Alluding to the issue in 2008, the Congregation [now Dicastery] for the Doctrine of the Faith of the Holy See, in its instruction Dignitas Personae, declared that “the dignity of a person must be recognized in every human being from conception to natural death. This fundamental principle expresses a great ‘yes’ to human life and must be at the center of ethical reflection on biomedical research, which has an ever-greater importance in today’s world.”

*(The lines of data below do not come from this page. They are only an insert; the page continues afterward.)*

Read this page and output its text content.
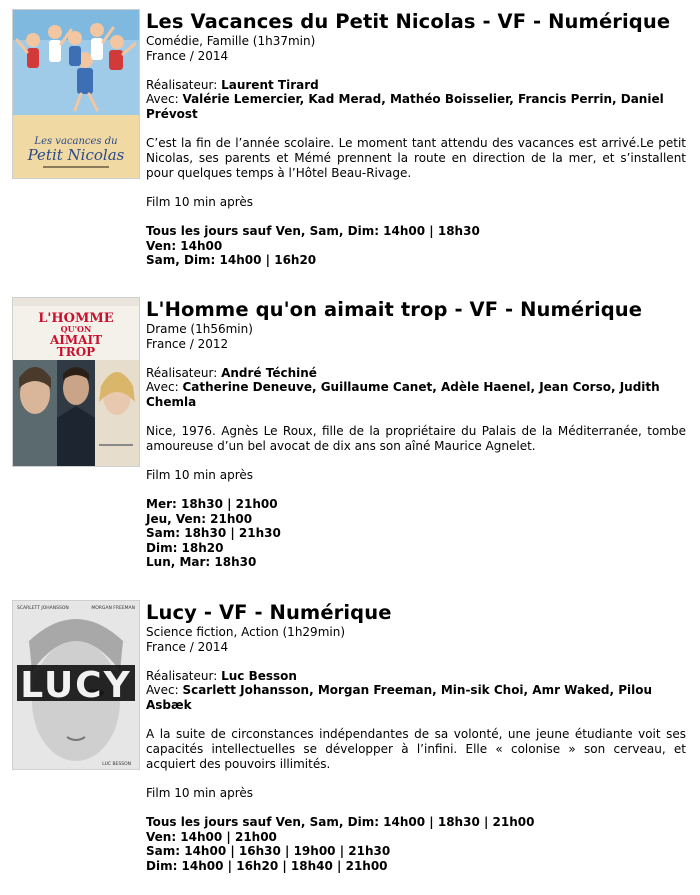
Les vacances du
Petit Nicolas

Les Vacances du Petit Nicolas - VF - Numérique

Comédie, Famille (1h37min)

France / 2014

Réalisateur: Laurent Tirard

Avec: Valérie Lemercier, Kad Merad, Mathéo Boisselier, Francis Perrin, Daniel Prévost

C’est la fin de l’année scolaire. Le moment tant attendu des vacances est arrivé.Le petit Nicolas, ses parents et Mémé prennent la route en direction de la mer, et s’installent pour quelques temps à l’Hôtel Beau-Rivage.

Film 10 min après

Tous les jours sauf Ven, Sam, Dim: 14h00 | 18h30

Ven: 14h00

Sam, Dim: 14h00 | 16h20

L'HOMME
QU'ON
AIMAIT
TROP

L'Homme qu'on aimait trop - VF - Numérique

Drame (1h56min)

France / 2012

Réalisateur: André Téchiné

Avec: Catherine Deneuve, Guillaume Canet, Adèle Haenel, Jean Corso, Judith Chemla

Nice, 1976. Agnès Le Roux, fille de la propriétaire du Palais de la Méditerranée, tombe amoureuse d’un bel avocat de dix ans son aîné Maurice Agnelet.

Film 10 min après

Mer: 18h30 | 21h00

Jeu, Ven: 21h00

Sam: 18h30 | 21h30

Dim: 18h20

Lun, Mar: 18h30

SCARLETT JOHANSSON	MORGAN FREEMAN
LUCY
LUC BESSON

Lucy - VF - Numérique

Science fiction, Action (1h29min)

France / 2014

Réalisateur: Luc Besson

Avec: Scarlett Johansson, Morgan Freeman, Min-sik Choi, Amr Waked, Pilou Asbæk

A la suite de circonstances indépendantes de sa volonté, une jeune étudiante voit ses capacités intellectuelles se développer à l’infini. Elle « colonise » son cerveau, et acquiert des pouvoirs illimités.

Film 10 min après

Tous les jours sauf Ven, Sam, Dim: 14h00 | 18h30 | 21h00

Ven: 14h00 | 21h00

Sam: 14h00 | 16h30 | 19h00 | 21h30

Dim: 14h00 | 16h20 | 18h40 | 21h00
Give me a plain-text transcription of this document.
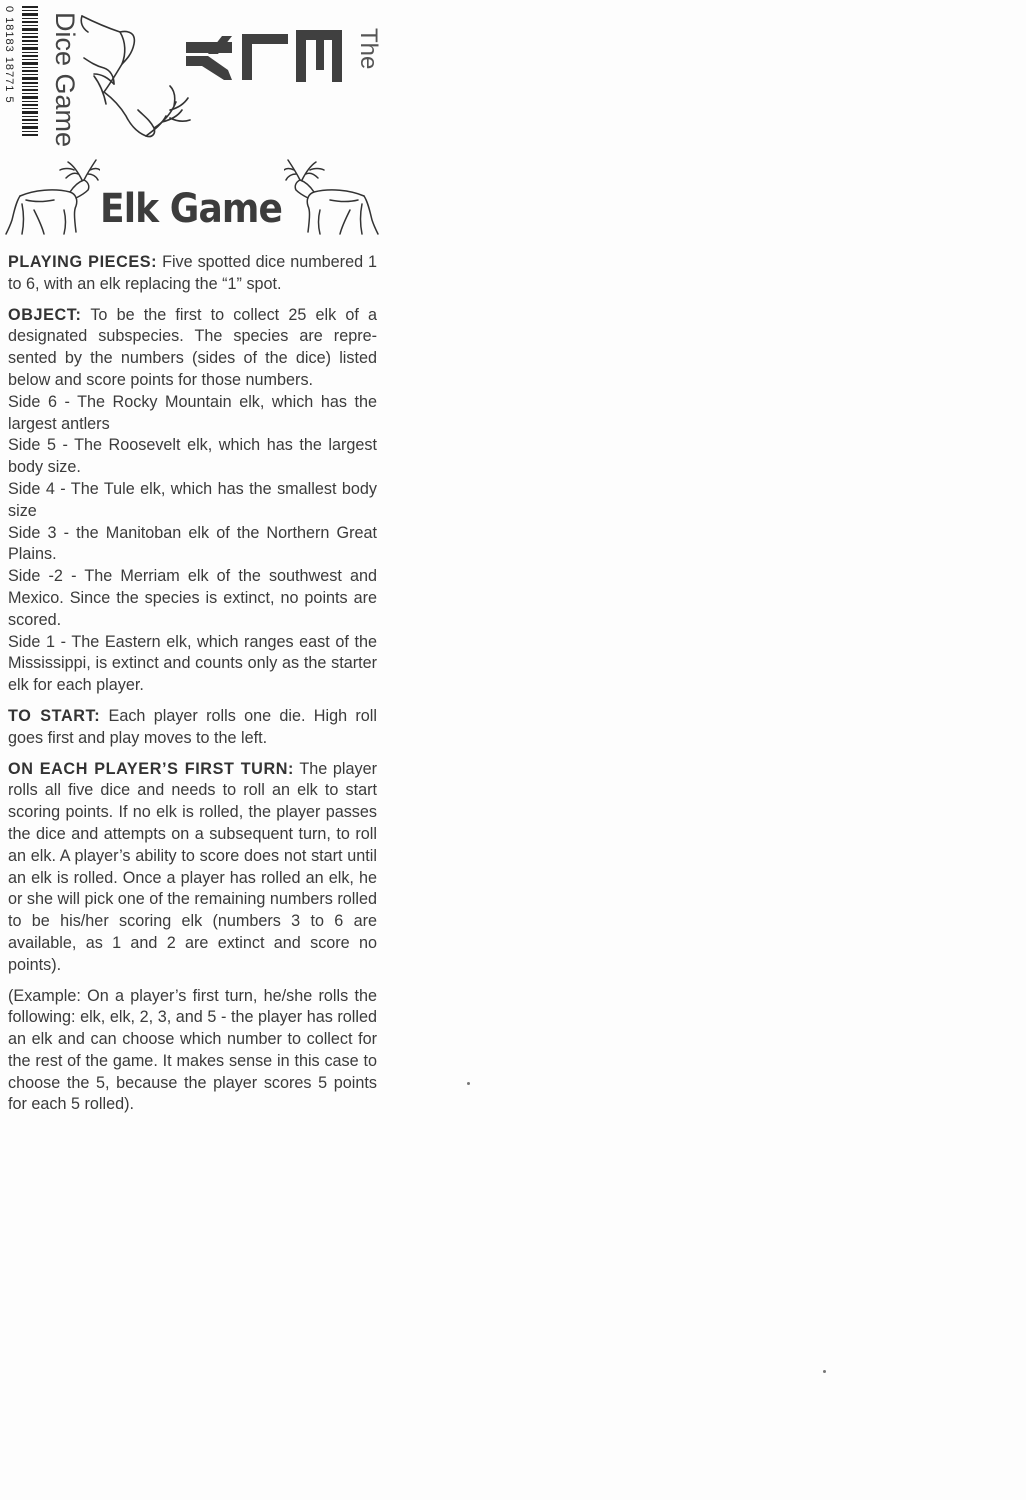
0 18183 18771 5 Dice Game	The
Elk Game

PLAYING PIECES: Five spotted dice numbered 1 to 6, with an elk replacing the “1” spot.

OBJECT: To be the first to collect 25 elk of a designated subspecies. The species are represented by the numbers (sides of the dice) listed below and score points for those numbers.

Side 6 - The Rocky Mountain elk, which has the largest antlers

Side 5 - The Roosevelt elk, which has the largest body size.

Side 4 - The Tule elk, which has the smallest body size

Side 3 - the Manitoban elk of the Northern Great Plains.

Side -2 - The Merriam elk of the southwest and Mexico. Since the species is extinct, no points are scored.

Side 1 - The Eastern elk, which ranges east of the Mississippi, is extinct and counts only as the starter elk for each player.

TO START: Each player rolls one die. High roll goes first and play moves to the left.

ON EACH PLAYER’S FIRST TURN: The player rolls all five dice and needs to roll an elk to start scoring points. If no elk is rolled, the player passes the dice and attempts on a subsequent turn, to roll an elk. A player’s ability to score does not start until an elk is rolled. Once a player has rolled an elk, he or she will pick one of the remaining numbers rolled to be his/her scoring elk (numbers 3 to 6 are available, as 1 and 2 are extinct and score no points).

(Example: On a player’s first turn, he/she rolls the following: elk, elk, 2, 3, and 5 - the player has rolled an elk and can choose which number to collect for the rest of the game. It makes sense in this case to choose the 5, because the player scores 5 points for each 5 rolled).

In an interview with The European Conservative after the vote, Laetitia Pouliquen from the Brussels-based think tank NBIC Ethics, lambasted the EPP for compromising on its key principles. She also cautioned against the emergence of a new “highest-bidder body and fertility market” across Europe following the European Parliament’s decision.
Pouliquen also emphasized that this EU move could clash with national legislation, such as that of Germany, where embryo creation is unlawful. She also worried that the SoHO report supporters would abuse the EU’s intent on the free flow of goods.
At the moment, the SoHO report is slated to head to the European Council for authorization before MEPs make their final insertions, probably in early 2024.